Government loan guarantees to banks

To assist enterprises with operational costs

200

Expansionary monetary policy

Recent 200 basis point cut

Provision of additional liquidity to financial system

80 (estimated stimulation)

This collection is described as a R 500 billion package, a rhetorical flourish, since one cannot add apples to oranges.

2. The financing implications are obscure. Direct expenditures have a direct fiscal impact. So do the skills development levy, tax deduction and the interest foregone in deferred payments. The net burden of tax concessions on the fiscal system are not the same as cash flow relief to businesses. The special UIF benefit will be financed by drawing down funds invested with the Public Investment Corporation (which will in turn require the PIC to sell shares, with an impact on share prices, but not on the fiscal system). How the balance of the funds for protection of jobs will be financed and allocated is not known. The fiscal burden of government guarantees of loans by the banks to enterprises will depend on how many of these loans will turn out to be bad. Expansionary monetary policy has no direct impact on the fiscal system but, to the extent that it stimulates the economy, it should have a favorable effect on tax collection down the line.

Financing of the fiscal impact of the package will come from three sources: reprioritization within the Budget as presented in February 2020, foreign borrowing and the additional sales of government bonds. It is implausible that R 130 billion can be re-prioritized within the current budget. We also do not yet know what will come of efforts to find reasonably priced foreign loans. It follows that the need for additional sales of government bonds and the impact on the prices at which these can be sold are not yet knowable.

3. It is proposed that a grant of R 350 per month for the next six months will be paid to individuals who are currently unemployed and do not receive any other form of social grant or UIF payment. No-one who has proposed this measure has ever explained how selection of the unemployed will take place. An unemployed person is a person who wants to work but has none. But everyone who is not employed will want to work if a grant depends on it. The Quarterly Labour Force Survey indicates that there were 22.3 million people between the ages of 15 and 64 who were not employed. You can take off the recipients of disability grants, old age grants and UIF recipients from this total, and still be left with at least 18 million people. Quite apart from a cost of R 6.3 billion per month to give them all a grant, imagine trying to register them in six months.

4. There were two key omissions. First, there was no mention of South African AirwaysNo doubt, a luta continua. Secondly, although it has become clear that the lockdown has radically damaged the ecology of the informal sector, there was no attention paid to restoring it as far as possible in the next few months. Perhaps more will become clear by the end of the week.

5. It is clear that the 2020 Budget will have to be redone. The Minister of Finance does not himself have the capacity to deal with the programme through emergency funding provisions.

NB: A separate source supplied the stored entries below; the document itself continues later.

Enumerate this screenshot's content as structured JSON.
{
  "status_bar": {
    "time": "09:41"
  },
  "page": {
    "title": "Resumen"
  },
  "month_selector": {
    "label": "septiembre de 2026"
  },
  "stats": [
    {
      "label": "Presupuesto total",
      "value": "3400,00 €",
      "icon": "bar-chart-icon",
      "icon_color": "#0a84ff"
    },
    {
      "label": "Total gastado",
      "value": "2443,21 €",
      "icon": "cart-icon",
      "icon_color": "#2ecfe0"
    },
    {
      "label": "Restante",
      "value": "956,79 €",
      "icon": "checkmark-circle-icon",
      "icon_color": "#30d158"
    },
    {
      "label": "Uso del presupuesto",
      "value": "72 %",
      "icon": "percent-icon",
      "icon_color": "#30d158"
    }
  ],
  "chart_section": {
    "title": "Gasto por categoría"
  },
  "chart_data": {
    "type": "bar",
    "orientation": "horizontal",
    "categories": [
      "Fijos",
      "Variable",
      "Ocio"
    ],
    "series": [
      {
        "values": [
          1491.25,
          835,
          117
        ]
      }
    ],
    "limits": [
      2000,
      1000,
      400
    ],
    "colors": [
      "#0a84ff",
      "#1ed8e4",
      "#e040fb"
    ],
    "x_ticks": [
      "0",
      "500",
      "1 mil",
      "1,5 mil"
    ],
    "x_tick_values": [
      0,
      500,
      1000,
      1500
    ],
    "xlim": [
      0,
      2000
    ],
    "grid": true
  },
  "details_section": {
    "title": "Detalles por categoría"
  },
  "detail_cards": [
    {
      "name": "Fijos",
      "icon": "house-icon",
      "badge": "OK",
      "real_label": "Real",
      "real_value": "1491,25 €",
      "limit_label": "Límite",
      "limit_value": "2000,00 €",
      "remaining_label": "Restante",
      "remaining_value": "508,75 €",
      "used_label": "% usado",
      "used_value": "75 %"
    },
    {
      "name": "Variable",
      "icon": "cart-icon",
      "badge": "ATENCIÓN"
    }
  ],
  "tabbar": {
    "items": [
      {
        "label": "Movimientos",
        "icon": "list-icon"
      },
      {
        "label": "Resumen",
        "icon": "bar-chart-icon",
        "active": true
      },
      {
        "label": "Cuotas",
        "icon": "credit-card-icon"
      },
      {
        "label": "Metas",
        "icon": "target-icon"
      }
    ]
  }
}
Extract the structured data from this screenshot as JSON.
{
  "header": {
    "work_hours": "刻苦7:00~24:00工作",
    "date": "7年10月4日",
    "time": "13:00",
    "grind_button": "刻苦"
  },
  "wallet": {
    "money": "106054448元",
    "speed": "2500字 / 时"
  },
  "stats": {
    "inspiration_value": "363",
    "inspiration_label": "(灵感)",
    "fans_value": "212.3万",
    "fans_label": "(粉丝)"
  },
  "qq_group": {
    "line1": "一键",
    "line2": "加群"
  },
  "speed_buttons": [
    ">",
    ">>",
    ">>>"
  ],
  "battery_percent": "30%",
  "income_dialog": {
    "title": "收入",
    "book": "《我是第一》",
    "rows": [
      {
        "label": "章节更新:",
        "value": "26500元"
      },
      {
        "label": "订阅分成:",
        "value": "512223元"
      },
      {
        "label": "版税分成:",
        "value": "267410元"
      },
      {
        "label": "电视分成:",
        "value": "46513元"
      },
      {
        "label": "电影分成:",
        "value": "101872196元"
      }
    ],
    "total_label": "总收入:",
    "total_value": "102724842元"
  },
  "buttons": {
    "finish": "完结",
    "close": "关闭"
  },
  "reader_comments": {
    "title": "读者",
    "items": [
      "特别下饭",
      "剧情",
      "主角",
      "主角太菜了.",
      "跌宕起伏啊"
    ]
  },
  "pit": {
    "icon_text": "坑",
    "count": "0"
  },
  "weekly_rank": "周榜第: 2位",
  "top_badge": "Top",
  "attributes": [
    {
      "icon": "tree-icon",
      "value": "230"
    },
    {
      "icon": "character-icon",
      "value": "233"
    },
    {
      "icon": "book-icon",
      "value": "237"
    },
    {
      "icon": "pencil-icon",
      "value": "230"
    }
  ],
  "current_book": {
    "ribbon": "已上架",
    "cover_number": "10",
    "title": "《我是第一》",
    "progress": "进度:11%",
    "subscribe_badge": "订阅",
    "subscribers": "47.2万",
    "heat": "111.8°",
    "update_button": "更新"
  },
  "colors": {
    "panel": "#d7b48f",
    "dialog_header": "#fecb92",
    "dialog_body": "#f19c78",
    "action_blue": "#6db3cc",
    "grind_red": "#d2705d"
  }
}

Amendments to the budget will have to be introduced and piloted through parliament by the end of July. Parliament will have its work cut out to cope.

6. The Minister of Finance has been reported to be worried about whether it will be possible to end the emergency measures. Even if these reports are wrong, he should be. There will be forces wanting to continue them forever. Only a properly worked out revised and credible fiscal framework over the medium term will reveal what is possible and what is not. The need for emergency funding now will constrain the expansion of the welfare state in the coming years. An irony should not be overlooked. Many of the people pressing for considerably greater permanent transfers through the state may be horrified by the unintended consequences of their success: harsh structural adjustment down the line, imposed by hated institutions.

Charles Simkins, Head of Research, Helen Suzman Foundation.